Toorenaar, A., & Rijlaarsdam, G. (2011). Instructional theory of Language Lessons.
L1-Educational Studies in Language and Literature, 11,
pp. 57-89. http://dx.doi.org/10.17239/L1ESLL-2011.01.04
Since the Lisbon Summit in 2000, reducing school dropout rates has a high priority in Europe, especially in pre-vocational tracks in secondary education. One policy issue is improving the match between pre-vocational secondary and senior secondary vocational education and allows a stronger focus on practical work in vocational education. Therefore, more and more schools for secondary pre-vocational education in the Netherlands set out a specific language education policy relating the language arts curriculum to the vocational curriculum. One assumes that students will be more motivated for language lessons when they are engaged in rich contexts, in meaningful language activities which they experience as relevant, since it serves a clear communicative purpose.

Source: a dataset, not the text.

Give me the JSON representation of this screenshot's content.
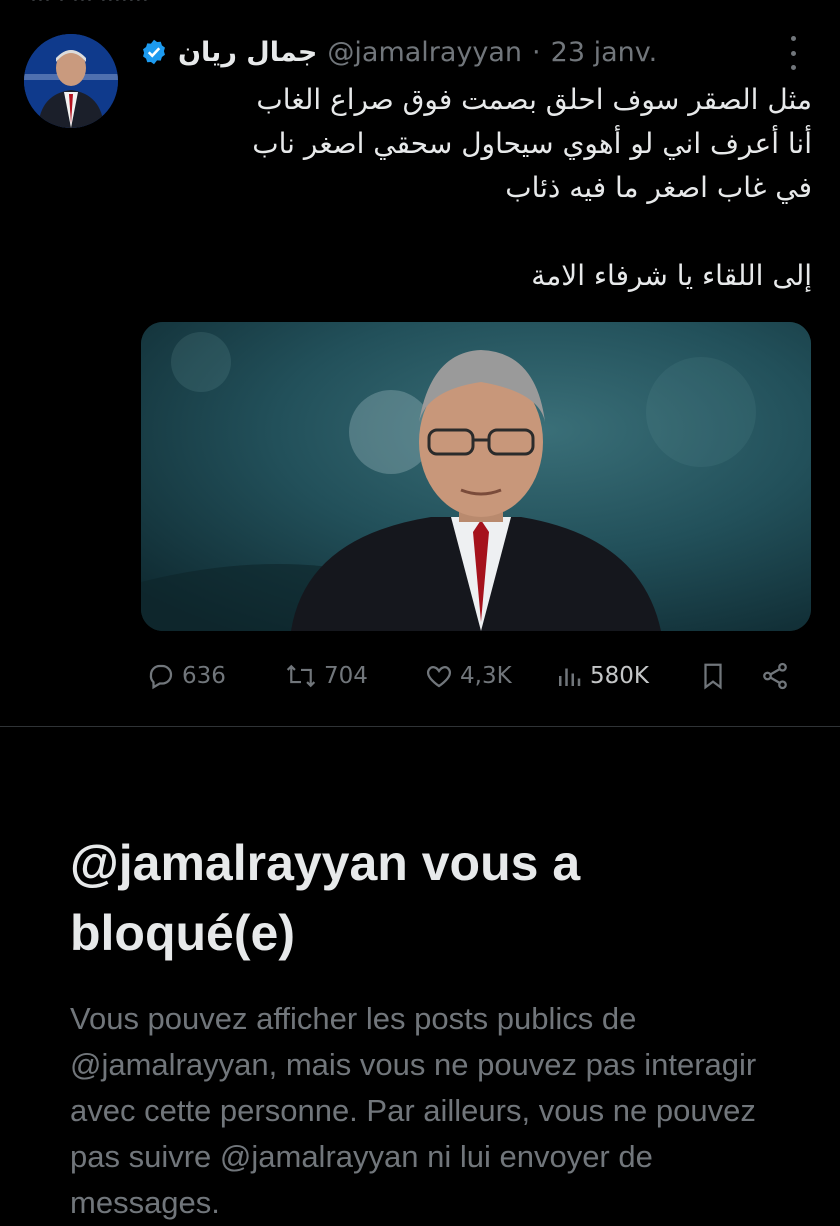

To guide this process of curriculum integration we set out an instructional theory for language education in the setting of pre-vocational education. In this paper we present four course design parameters that constitute our interpretation of a community of learners for secondary pre- vocational L1-learning: 1) language learning as a meaningful activity; 2) language learning as a reflective activity; 3) language learning as a shared activity and 4) language learning as a focus on transferable learning outcomes. To check explore the practicality and theoretical value, we set up a design experiment as a collaborative enterprise of teachers and researchers, in which these parameters guided the joint enterprise. We confronted the theoretical framework with the analysis of a single case study, the design experiment, to elaborate and validate this set of four design parameters. Therefore, we operated at three curriculum representations: the (1) intended; (2) implemented; and (3) perceived curriculum. Discriminating these three representations served as data to review and revise the designed lessons as we ran them in two classes, as well as to adjust and refine the conceptual framework. The results show that the designers incorporated all four parameters and that all four contributed to the design somehow. Furthermore, we are better informed what kind of learning activities the four parameters can and can not generate, and how the four parameters interact in means-end relations.